第二十九話 開かれる時

マルティー人の宣言で解散した後、一同は各自自分の部屋に戻るとそのまま寝具に倒れ込むようにして眠ってしまう。

それ程までに疲労が蓄積するレベルで様々な事が起こったと言えるだろう。

そのまま翌日まで目覚めはしなかった、だが翌日の朝の目覚めは余り爽やかなものでは無かった。

神楽の両親が眠っている部屋に翌日早朝、部屋の外から足がバタバタと足音が聞けおてくる。


「み、皆さん……早く起きて下さい!!」


その足音が止まると同時に部屋に飛び込んできたのはサミットやマルティー人が初めて来た時に来た男性スタッフであった。

そしてその足音も飛び込んできた状況もマルティー人が初めて現れた時に酷似していた。


「一体何があったんですか?マルティー人が初めて現れた時と同じ様な状況で飛び込んできて……」


神楽の母がスタッフに問いかけると


「と、兎に角早く来て下さい!!」


と男性スタッフは二人を連れて外に出ていく。

そして外に出た神楽の母と父は空を見上げてその表情を凄まじい物に変える。


「こ、これは……」


神楽の父が空を見上げた時、そこは一面が紫色に変化していた。

その光景はサミットの当日、高御が姿を見せた時の状況をまるで再現したかの様な広がりを見せていた。


「この空の色……あの時と同じ……ではこれは……」


神楽の母がそう告げると同時に空に高御の姿が映し出される。


「地球の皆さん、お久し振りですね。

最もつい先日私達の同士と会った方もいらっしゃるようですが」


高御がそう告げると神楽の父は


「こいつ……ふざけた口を……」


とその表情に怒りを隠せない、だが無論高御はそんな事を気にする事は無く

「しかし、その方達が私達が玄関を開ける前に強引に入ってきたのは感心いたしませんね。

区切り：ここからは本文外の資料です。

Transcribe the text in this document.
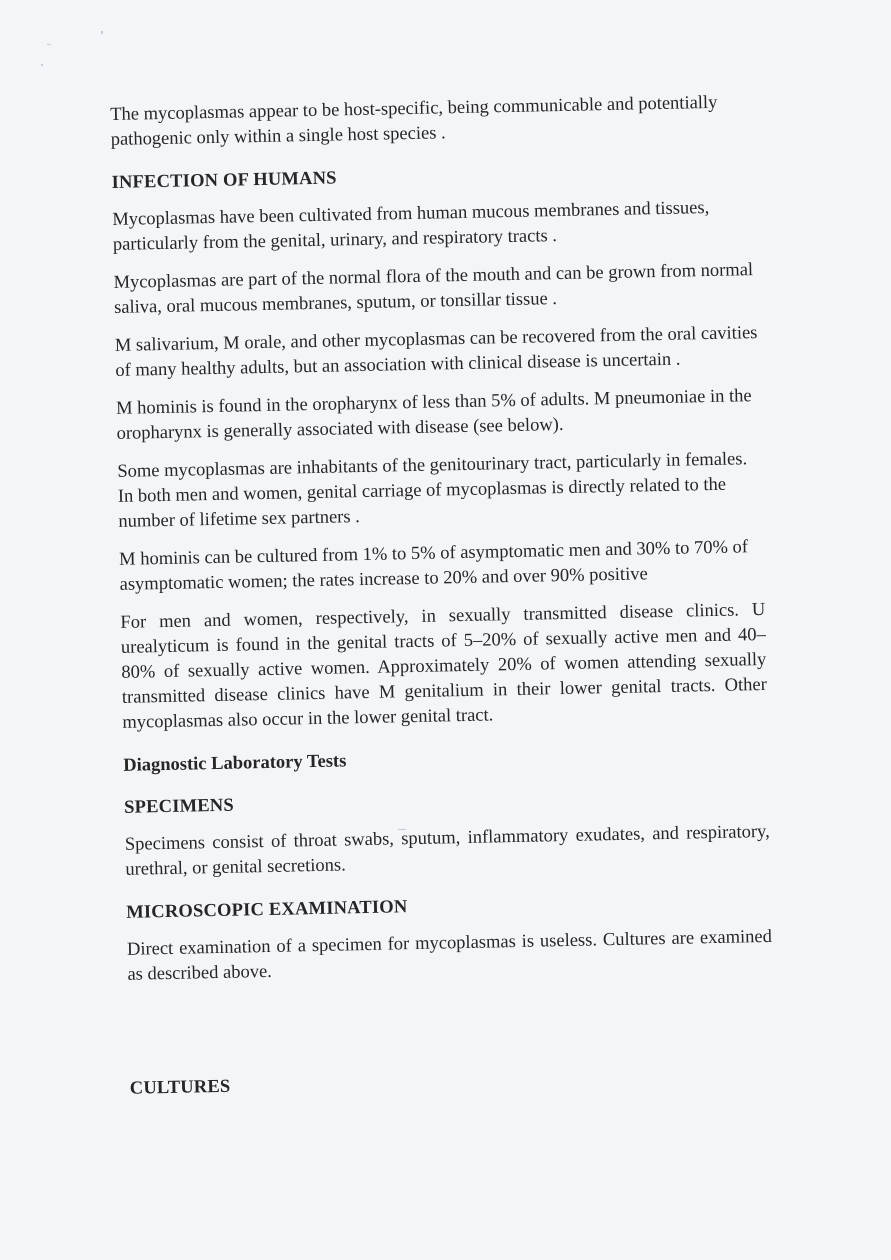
The mycoplasmas appear to be host-specific, being communicable and potentially pathogenic only within a single host species .

INFECTION OF HUMANS

Mycoplasmas have been cultivated from human mucous membranes and tissues, particularly from the genital, urinary, and respiratory tracts .

Mycoplasmas are part of the normal flora of the mouth and can be grown from normal saliva, oral mucous membranes, sputum, or tonsillar tissue .

M salivarium, M orale, and other mycoplasmas can be recovered from the oral cavities of many healthy adults, but an association with clinical disease is uncertain .

M hominis is found in the oropharynx of less than 5% of adults. M pneumoniae in the oropharynx is generally associated with disease (see below).

Some mycoplasmas are inhabitants of the genitourinary tract, particularly in females. In both men and women, genital carriage of mycoplasmas is directly related to the number of lifetime sex partners .

M hominis can be cultured from 1% to 5% of asymptomatic men and 30% to 70% of asymptomatic women; the rates increase to 20% and over 90% positive

For men and women, respectively, in sexually transmitted disease clinics. U urealyticum is found in the genital tracts of 5–20% of sexually active men and 40–80% of sexually active women. Approximately 20% of women attending sexually transmitted disease clinics have M genitalium in their lower genital tracts. Other mycoplasmas also occur in the lower genital tract.

Diagnostic Laboratory Tests
SPECIMENS

Specimens consist of throat swabs, sputum, inflammatory exudates, and respiratory, urethral, or genital secretions.

MICROSCOPIC EXAMINATION

Direct examination of a specimen for mycoplasmas is useless. Cultures are examined as described above.

CULTURES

そんなに私達の所に来たいのであれば堂々とそう告げれば良いものを。

私達はそこまで許容が狭い存在ではありませんよ」


高御はそう告げる。

だがその瞬間に特に何かが変わった様な様子は見られない、誰もがそう思っていた。

だが次の瞬間


「これは……皆さん、これを見て下さい!!」


と男性スタッフが手に持ったタブレットを見せる。

するとそこには紫の光が消滅したデトロイト州や香港、スーダン周辺の国やイギリスが映し出されていた。


「これは……紫の光が消滅している!?」


大黒がそう叫ぶとスタッフは


「ええ、つまりここで行き来が出来るということにはなると思うのですが……」


と行き来が出来る様になった可能性は告げたものの、その顔は何処か暗い。